Kalkulator Denda Keterlambatan Pembayaran

Hitung estimasi bunga keterlambatan pembayaran invoice berdasarkan klausul kontrak, karena Indonesia tidak memiliki tarif statutori nasional untuk B2B.

Total amount due
Rp 5.000

Days overdue0
Interest accruedRp 0
Statutory rate applied6,0%

Menghitung Denda Keterlambatan Pembayaran Invoice di Indonesia

Berbeda dari Uni Eropa yang punya Directive 2011/7/EU sebagai tarif statutori B2B, Indonesia tidak memiliki undang-undang keterlambatan pembayaran B2B umum. Denda atau bunga keterlambatan pembayaran kontrak komersial di sini pada dasarnya murni kontraktual — ditentukan klausul denda dalam perjanjian kerja sama Anda sendiri.

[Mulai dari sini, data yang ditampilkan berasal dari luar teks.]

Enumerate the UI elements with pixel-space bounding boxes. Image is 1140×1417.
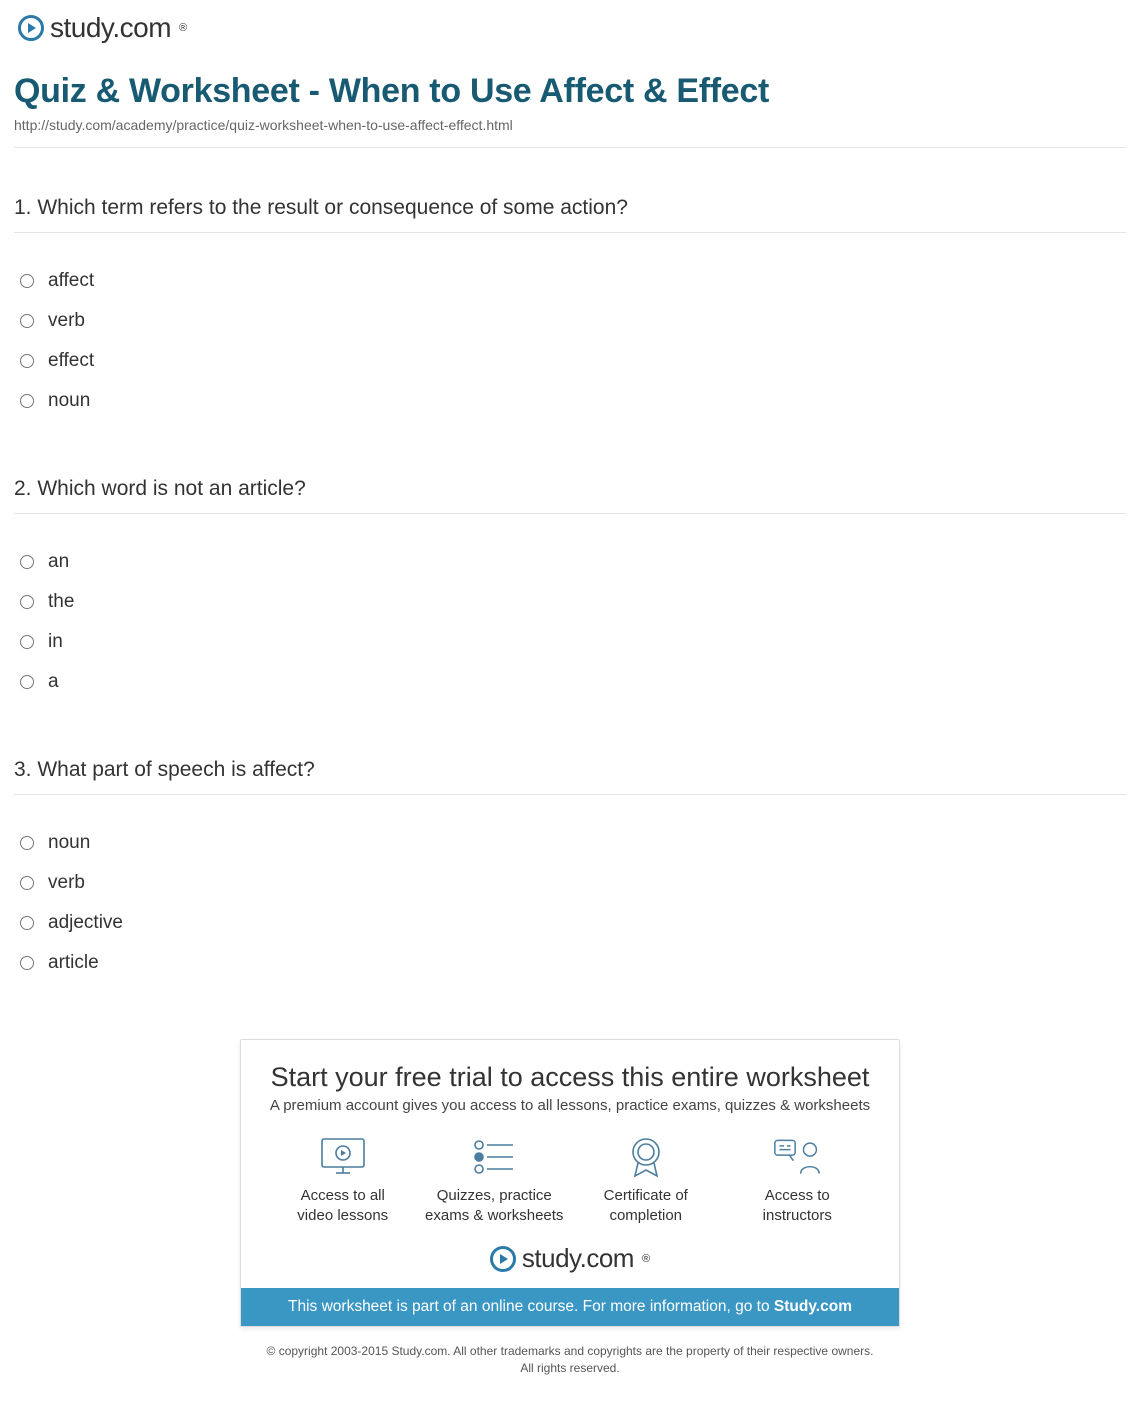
option-label: noun [48, 832, 90, 854]
option-label: an [48, 551, 69, 573]
question: 1. Which term refers to the result or co… [14, 196, 1126, 421]
list-icon [470, 1136, 518, 1178]
option-radio[interactable] [20, 354, 34, 368]
play-circle-icon [490, 1246, 516, 1272]
option-radio[interactable] [20, 956, 34, 970]
option[interactable]: article [14, 943, 1126, 983]
option-label: in [48, 631, 63, 653]
options-list: affect verb effect noun [14, 261, 1126, 421]
registered-mark: ® [179, 22, 187, 34]
instructor-icon [773, 1136, 821, 1178]
option-label: adjective [48, 912, 123, 934]
feature-instructors: Access toinstructors [722, 1136, 872, 1225]
option[interactable]: effect [14, 341, 1126, 381]
option[interactable]: verb [14, 301, 1126, 341]
promo-banner-link[interactable]: Study.com [774, 1298, 852, 1315]
option[interactable]: noun [14, 381, 1126, 421]
option-radio[interactable] [20, 314, 34, 328]
option-label: article [48, 952, 99, 974]
divider [14, 147, 1126, 148]
option[interactable]: verb [14, 863, 1126, 903]
page-content: Quiz & Worksheet - When to Use Affect & … [0, 54, 1140, 1417]
feature-label: Access toinstructors [763, 1186, 832, 1225]
option[interactable]: an [14, 542, 1126, 582]
option[interactable]: noun [14, 823, 1126, 863]
page-title: Quiz & Worksheet - When to Use Affect & … [14, 54, 1126, 117]
question: 3. What part of speech is affect? noun ver… [14, 758, 1126, 983]
feature-quizzes: Quizzes, practiceexams & worksheets [419, 1136, 569, 1225]
option-radio[interactable] [20, 876, 34, 890]
feature-row: Access to allvideo lessons Quizzes, prac… [267, 1136, 873, 1225]
option-label: noun [48, 390, 90, 412]
monitor-play-icon [319, 1136, 367, 1178]
options-list: an the in a [14, 542, 1126, 702]
option[interactable]: in [14, 622, 1126, 662]
question-text: 2. Which word is not an article? [14, 477, 1126, 514]
option-radio[interactable] [20, 836, 34, 850]
logo-header: study.com ® [0, 0, 1140, 54]
promo-brand-logo: study.com® [267, 1243, 873, 1274]
option-radio[interactable] [20, 394, 34, 408]
option-radio[interactable] [20, 635, 34, 649]
feature-label: Access to allvideo lessons [297, 1186, 388, 1225]
page-url: http://study.com/academy/practice/quiz-w… [14, 117, 1126, 147]
option-label: affect [48, 270, 94, 292]
option-radio[interactable] [20, 916, 34, 930]
option-label: the [48, 591, 74, 613]
option[interactable]: affect [14, 261, 1126, 301]
option-label: a [48, 671, 59, 693]
copyright: © copyright 2003-2015 Study.com. All oth… [240, 1343, 900, 1377]
feature-certificate: Certificate ofcompletion [571, 1136, 721, 1225]
brand-name: study.com [50, 12, 171, 44]
question-text: 1. Which term refers to the result or co… [14, 196, 1126, 233]
option-label: effect [48, 350, 94, 372]
option-label: verb [48, 310, 85, 332]
options-list: noun verb adjective article [14, 823, 1126, 983]
option-radio[interactable] [20, 595, 34, 609]
option-radio[interactable] [20, 274, 34, 288]
question-text: 3. What part of speech is affect? [14, 758, 1126, 795]
promo-title: Start your free trial to access this ent… [267, 1062, 873, 1093]
promo-subtitle: A premium account gives you access to al… [267, 1097, 873, 1114]
option-radio[interactable] [20, 675, 34, 689]
promo-card: Start your free trial to access this ent… [240, 1039, 900, 1327]
question: 2. Which word is not an article? an the in a [14, 477, 1126, 702]
promo-banner[interactable]: This worksheet is part of an online cour… [241, 1288, 899, 1326]
option[interactable]: the [14, 582, 1126, 622]
ribbon-icon [622, 1136, 670, 1178]
option[interactable]: adjective [14, 903, 1126, 943]
brand-logo: study.com ® [18, 12, 1122, 44]
option-label: verb [48, 872, 85, 894]
feature-label: Certificate ofcompletion [604, 1186, 688, 1225]
play-circle-icon [18, 15, 44, 41]
feature-videos: Access to allvideo lessons [268, 1136, 418, 1225]
option[interactable]: a [14, 662, 1126, 702]
option-radio[interactable] [20, 555, 34, 569]
feature-label: Quizzes, practiceexams & worksheets [425, 1186, 563, 1225]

Jika kontrak Anda sama sekali tidak mengatur bunga keterlambatannya sendiri, hukum perdata umum (Pasal 1767 KUHPerdata jo. Staatsblad 1848 No. 22) menetapkan bunga moratoir default 6% per tahun yang berlaku saat debitur wanprestasi (lalai membayar). Kalkulator ini memakai 6%/tahun sebagai baseline ilustratif jika Anda tidak punya angka kontraktual sendiri, dengan opsi mengganti ke persentase klausul kontrak Anda yang sebenarnya.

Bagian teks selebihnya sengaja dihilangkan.